KATRINA VANDEN HEUVEL: That’s, I think, very important. I think the Dutch—and I have family in Holland. And I think the Dutch, in the way they have grieved in this tragic moment, are a model of dignity and a model of saying, “We’re not going to rush to judgment or use this as a political game, that is a disservice that did not honor those we have lost,” as opposed to the United States, I have to say, where John Kerry, Secretary of State Kerry, rushed quickly, as did Samantha Power, someone whose work I admire but who’s supremely unsuited to be our ambassador to the United Nations at this moment. They rushed to judgment and said Russia played a role. And now the intelligence community is saying, “We don’t know. This was a mistake. We don’t know who actually played a role.”
On sanctions, the United States, again, has led the way. The European Community, much of it, the key member being Germany here and France, have resisted. There is a tendency in this country to say it’s because of their trading ties. I think that’s true, but I think it underestimates the fact that they have in their DNA a history that understands that to have a sullen, angry Russia on their border is not in anyone’s interest.
On Putin, where do I begin? Putin is an authoritarian leader. On the other hand—he has done repressive things in his country, things I abhor, in terms of gay rights, in terms of women’s rights. It will become more repressive if this goes on in the way it is.

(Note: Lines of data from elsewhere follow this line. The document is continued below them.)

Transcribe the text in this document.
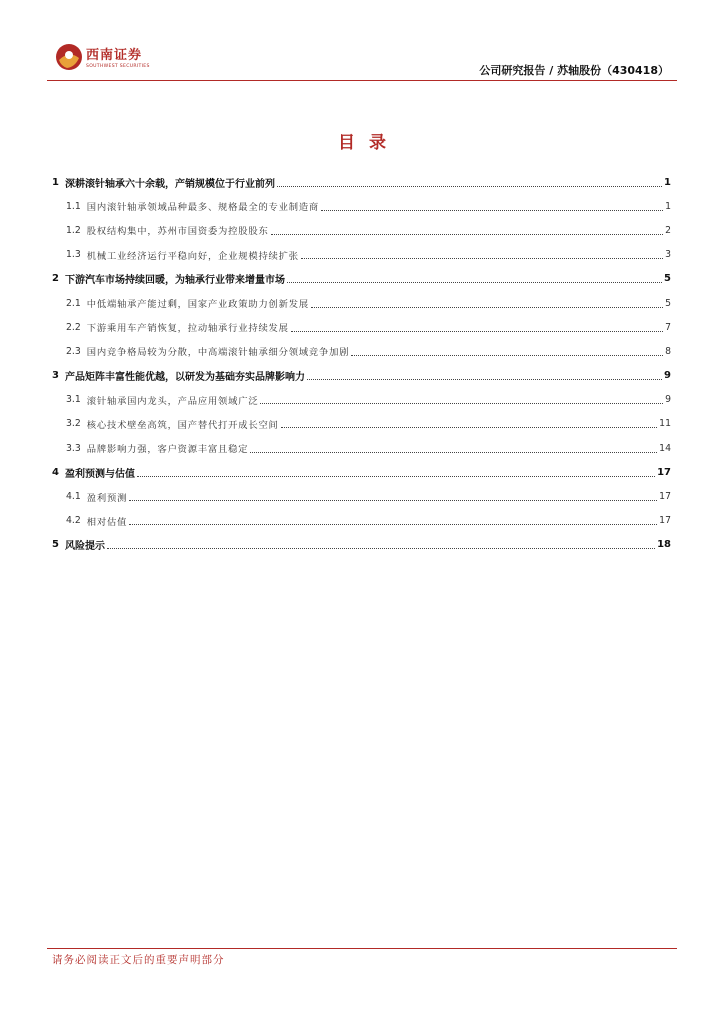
西南证券
SOUTHWEST SECURITIES	公司研究报告 / 苏轴股份（430418）
目录
1 深耕滚针轴承六十余载，产销规模位于行业前列	1
1.1 国内滚针轴承领域品种最多、规格最全的专业制造商	1
1.2 股权结构集中，苏州市国资委为控股股东	2
1.3 机械工业经济运行平稳向好，企业规模持续扩张	3
2 下游汽车市场持续回暖，为轴承行业带来增量市场	5
2.1 中低端轴承产能过剩，国家产业政策助力创新发展	5
2.2 下游乘用车产销恢复，拉动轴承行业持续发展	7
2.3 国内竞争格局较为分散，中高端滚针轴承细分领域竞争加剧	8
3 产品矩阵丰富性能优越，以研发为基础夯实品牌影响力	9
3.1 滚针轴承国内龙头，产品应用领域广泛	9
3.2 核心技术壁垒高筑，国产替代打开成长空间	11
3.3 品牌影响力强，客户资源丰富且稳定	14
4 盈利预测与估值	17
4.1 盈利预测	17
4.2 相对估值	17
5 风险提示	18
请务必阅读正文后的重要声明部分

The hawks of both sides always become more powerful when this happens. But Putin has a politics in his country, just as we have in ours. He has a right wing, a nationalist right wing, which has been pushing him to be far more assertive. I have friends, journalists who report on the right in Russia, and the right has been in a fury in these last weeks. “Our people,” and again, that’s very complicated because Russia should not say “our people,” but pro-Russian, ethnic Russians in Ukraine being bombarded and pounded, and where is Putin?

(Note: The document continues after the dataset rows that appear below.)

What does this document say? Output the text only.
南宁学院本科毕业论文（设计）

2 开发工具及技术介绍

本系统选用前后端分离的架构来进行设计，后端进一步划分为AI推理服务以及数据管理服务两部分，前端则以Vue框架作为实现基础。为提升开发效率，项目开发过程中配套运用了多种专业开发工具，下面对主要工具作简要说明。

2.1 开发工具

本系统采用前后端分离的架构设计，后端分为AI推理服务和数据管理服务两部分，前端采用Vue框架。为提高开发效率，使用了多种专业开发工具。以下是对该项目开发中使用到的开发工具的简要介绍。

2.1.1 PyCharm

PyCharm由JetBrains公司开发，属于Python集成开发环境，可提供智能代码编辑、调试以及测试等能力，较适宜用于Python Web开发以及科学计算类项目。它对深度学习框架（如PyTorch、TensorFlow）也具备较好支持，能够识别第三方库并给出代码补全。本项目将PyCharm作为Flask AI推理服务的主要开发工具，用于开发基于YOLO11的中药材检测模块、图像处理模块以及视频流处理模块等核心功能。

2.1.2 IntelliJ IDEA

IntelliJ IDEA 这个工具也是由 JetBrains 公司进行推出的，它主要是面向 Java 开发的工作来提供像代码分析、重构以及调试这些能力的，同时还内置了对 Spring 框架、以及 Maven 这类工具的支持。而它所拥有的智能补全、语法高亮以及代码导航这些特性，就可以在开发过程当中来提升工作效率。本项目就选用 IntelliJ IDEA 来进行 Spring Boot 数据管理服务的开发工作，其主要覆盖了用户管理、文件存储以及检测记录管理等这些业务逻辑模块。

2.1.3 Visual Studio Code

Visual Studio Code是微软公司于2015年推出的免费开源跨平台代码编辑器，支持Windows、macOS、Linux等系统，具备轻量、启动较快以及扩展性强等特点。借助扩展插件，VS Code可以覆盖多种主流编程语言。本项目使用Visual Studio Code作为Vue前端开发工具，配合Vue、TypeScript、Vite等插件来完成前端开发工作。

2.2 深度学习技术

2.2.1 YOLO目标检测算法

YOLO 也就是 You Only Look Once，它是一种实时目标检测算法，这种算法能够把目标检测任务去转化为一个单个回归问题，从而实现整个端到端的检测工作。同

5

I do think Putin and Foreign Minister Lavrov—again, not reported—have been calling for a ceasefire since April. The other day, Tuesday, in his speech, Putin said that he would do what he could to restrain the rebels. I think there are no question there are ties, but there is no question that what we’ve seen emerge in southeastern Ukraine, whenever you have a war like this, a civil war, the good guys don’t often emerge. I’m not talking, obviously, about the civilians who have been under assault, but you have the Rambos of Russia, those who fought in Chechnya or in Afghanistan. But Putin cannot do everything, but he can restrain these forces, some of them, but in the context of a real ceasefire, real negotiations, and in the context of the United States not playing games, as it has since the end of the first Cold War in expanding its economic, political and other influence to the doors of Russia, and the whole NATO question, Amy, again unreported.
Last November, when this whole EU offer triggered, in many ways, this conflict, what was unreported was there was a clause in that which was a kind of secret entry door for Ukraine to enter NATO. This is a Russian red line. There’s no reason, first of all, that we should have NATO in these times. It’s a military alliance. It’s not a tea party—that used to have more, different resonance. But anyway, so I think Putin is as—listen, the media in this country has so demonized Putin. As I said, he is an authoritarian. But I hate to quote—I will quote someone I know we have very mixed feelings about: Henry Kissinger. Putin—he has said, “Demonizing Putin is not a policy; it is an alibi for not having a policy.” And I think we need a policy, America needs a policy, not an attitude, as it engages Russia.
AMY GOODMAN: Well, Katrina vanden Heuvel, I want to thank you for being with us, editor and publisher of The Nation. We will link to her column, “Downing of Flight 17 Should Trigger Talks, Not More Violence.”